Set up by Horse Racing Ireland and the Turf Club and comprised of a cross-section of 16 racing and breeding industry figures, the anti-doping task force published various recommendations in its February 2016 report before being disbanded a year ago.
Apart from Dr Lynn Hillyer’s appointment as the Turf Club’s chief veterinary officer and head of anti-doping, progress on many of the report's other recommendations has stalled.
The main stumbling block in the implementation of its directives has been an impasse that hinges on breeders and sales companies not being licensed by the Turf Club.
As such, the regulator has no jurisdiction over them and is therefore powerless to gain access to implement its out-of-competition testing procedures.
Breeders, via the Irish Thoroughbred Breeders’ Association, had initially sought a seven-day notice period, although it subsequently agreed to reduce the timeframe.

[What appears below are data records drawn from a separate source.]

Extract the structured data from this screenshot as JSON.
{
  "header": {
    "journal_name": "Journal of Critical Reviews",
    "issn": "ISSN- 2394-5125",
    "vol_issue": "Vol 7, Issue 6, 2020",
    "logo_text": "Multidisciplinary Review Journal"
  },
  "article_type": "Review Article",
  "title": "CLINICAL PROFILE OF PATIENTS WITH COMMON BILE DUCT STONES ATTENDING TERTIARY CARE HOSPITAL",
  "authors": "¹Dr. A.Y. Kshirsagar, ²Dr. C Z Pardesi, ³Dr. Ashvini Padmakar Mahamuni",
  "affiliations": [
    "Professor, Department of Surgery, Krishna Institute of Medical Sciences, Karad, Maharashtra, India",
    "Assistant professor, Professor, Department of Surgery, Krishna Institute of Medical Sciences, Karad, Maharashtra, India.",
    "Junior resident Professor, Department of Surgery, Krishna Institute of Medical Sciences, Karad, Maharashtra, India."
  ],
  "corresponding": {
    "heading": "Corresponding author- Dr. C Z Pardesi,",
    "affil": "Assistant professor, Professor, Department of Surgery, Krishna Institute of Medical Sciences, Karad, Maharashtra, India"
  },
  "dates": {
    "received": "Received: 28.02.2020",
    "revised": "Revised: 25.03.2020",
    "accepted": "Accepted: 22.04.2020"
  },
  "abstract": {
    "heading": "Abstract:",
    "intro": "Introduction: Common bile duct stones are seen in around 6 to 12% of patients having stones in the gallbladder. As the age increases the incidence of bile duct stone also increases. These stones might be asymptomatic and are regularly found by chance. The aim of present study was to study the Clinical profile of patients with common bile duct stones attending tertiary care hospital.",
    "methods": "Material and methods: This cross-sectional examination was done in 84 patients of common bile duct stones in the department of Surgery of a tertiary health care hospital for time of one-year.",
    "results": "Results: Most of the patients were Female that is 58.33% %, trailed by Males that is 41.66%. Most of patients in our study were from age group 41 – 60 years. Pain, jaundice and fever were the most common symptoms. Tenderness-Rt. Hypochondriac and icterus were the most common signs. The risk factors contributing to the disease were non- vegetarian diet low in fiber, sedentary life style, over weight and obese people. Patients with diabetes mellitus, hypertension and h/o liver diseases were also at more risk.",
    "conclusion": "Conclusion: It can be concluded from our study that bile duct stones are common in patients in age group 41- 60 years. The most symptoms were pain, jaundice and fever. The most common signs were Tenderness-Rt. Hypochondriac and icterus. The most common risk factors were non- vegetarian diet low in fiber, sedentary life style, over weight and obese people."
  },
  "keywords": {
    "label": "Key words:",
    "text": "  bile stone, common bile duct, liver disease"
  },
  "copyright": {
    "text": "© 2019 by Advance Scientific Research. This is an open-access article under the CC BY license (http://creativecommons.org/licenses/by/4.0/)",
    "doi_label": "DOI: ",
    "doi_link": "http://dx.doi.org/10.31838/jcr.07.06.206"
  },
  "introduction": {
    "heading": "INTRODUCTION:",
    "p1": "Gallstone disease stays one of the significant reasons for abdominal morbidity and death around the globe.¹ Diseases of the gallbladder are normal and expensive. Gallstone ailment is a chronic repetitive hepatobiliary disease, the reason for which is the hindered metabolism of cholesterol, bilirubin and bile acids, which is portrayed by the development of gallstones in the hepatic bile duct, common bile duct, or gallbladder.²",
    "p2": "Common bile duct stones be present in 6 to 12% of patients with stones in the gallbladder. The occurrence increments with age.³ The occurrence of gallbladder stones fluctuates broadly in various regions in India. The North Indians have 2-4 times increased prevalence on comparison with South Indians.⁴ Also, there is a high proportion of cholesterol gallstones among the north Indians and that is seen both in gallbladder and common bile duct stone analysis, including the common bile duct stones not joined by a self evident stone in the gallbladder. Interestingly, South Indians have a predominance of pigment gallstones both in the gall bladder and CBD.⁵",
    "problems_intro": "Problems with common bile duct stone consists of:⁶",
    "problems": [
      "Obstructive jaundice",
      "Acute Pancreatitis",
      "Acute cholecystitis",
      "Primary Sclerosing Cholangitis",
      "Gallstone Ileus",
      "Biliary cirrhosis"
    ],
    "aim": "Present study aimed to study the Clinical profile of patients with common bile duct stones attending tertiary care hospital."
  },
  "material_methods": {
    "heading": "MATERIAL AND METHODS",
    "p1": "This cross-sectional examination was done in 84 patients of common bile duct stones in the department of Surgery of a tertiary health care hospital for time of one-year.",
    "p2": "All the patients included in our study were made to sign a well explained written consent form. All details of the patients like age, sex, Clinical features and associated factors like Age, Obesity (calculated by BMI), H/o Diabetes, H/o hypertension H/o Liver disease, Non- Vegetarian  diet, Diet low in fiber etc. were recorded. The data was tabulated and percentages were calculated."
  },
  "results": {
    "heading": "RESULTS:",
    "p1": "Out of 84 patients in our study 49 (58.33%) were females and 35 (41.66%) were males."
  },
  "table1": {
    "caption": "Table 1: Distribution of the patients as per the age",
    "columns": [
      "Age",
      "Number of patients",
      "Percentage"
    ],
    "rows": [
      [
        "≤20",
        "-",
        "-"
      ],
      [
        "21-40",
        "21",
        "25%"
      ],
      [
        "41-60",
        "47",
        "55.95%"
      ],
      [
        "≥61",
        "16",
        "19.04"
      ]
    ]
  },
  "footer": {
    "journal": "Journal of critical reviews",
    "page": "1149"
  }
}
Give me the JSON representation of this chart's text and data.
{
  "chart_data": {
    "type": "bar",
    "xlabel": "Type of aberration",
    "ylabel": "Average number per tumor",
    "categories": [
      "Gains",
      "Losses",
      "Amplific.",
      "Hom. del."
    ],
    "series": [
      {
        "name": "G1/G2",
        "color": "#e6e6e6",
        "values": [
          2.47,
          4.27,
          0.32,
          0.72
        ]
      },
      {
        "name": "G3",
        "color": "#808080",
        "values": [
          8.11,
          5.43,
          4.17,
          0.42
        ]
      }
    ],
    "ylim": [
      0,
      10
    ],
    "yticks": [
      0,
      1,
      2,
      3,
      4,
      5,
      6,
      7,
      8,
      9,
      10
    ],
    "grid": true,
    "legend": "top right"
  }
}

However, any notice period undermines the prospect of a truly robust anti-doping policy, and in the autumn HRI became directly involved in an effort to thrash out an agreement that would be acceptable to all involved.
Negotiations failed to result in satisfactory treaty and, following a HRI board meeting last month, the Racing Post revealed that the task force was being reconvened.
The Turf Club’s senior steward Meta Osborne had chaired the task force initially but recommended that a new, independent chair be appointed in an effort to move the process on.
After consultations between Osborne, HRI chief executive Brian Kavanagh and chairman Joe Keeling, Gaynor has now been elected as her successor.
A director with the greyhound racing industry’s semi-state ruling body Bord na gCon, Gaynor was at the helm in the agriculture department during one of the most challenging periods for the sector in recent times.
The Irish authorities received widespread praise for the manner in which the 2001 foot and mouth outbreak was handled here, and Gaynor would have been at the forefront when decisive leadership and knowledgeable management of the situation led to strict government policies that minimised the impact of the outbreak in Britain on Irish farmers.
Similar attributes will doubtless be required to break the deadlock that currently exists in the quest to ensure the Irish thoroughbred industry is as clean as it might be.
Formerly a member of the European Medicines Agency and of the old National Drugs Advisory Board, Gaynor was a director of the European Commission’s food and veterinary office and is also now chairman of the Scientific Advisory Committee on Animal Health and Welfare.
“He is a good choice and we are lucky to get him,” Kavanagh said of Gaynor’s appointment.
He added of a likely timeframe: “We hope to gather the task force for a meeting on December 11. In the normal course of events, we’d look to have a programme of two or three meetings at intervals of a fortnight each, but whether that is feasible now with the Christmas break remains to be seen.”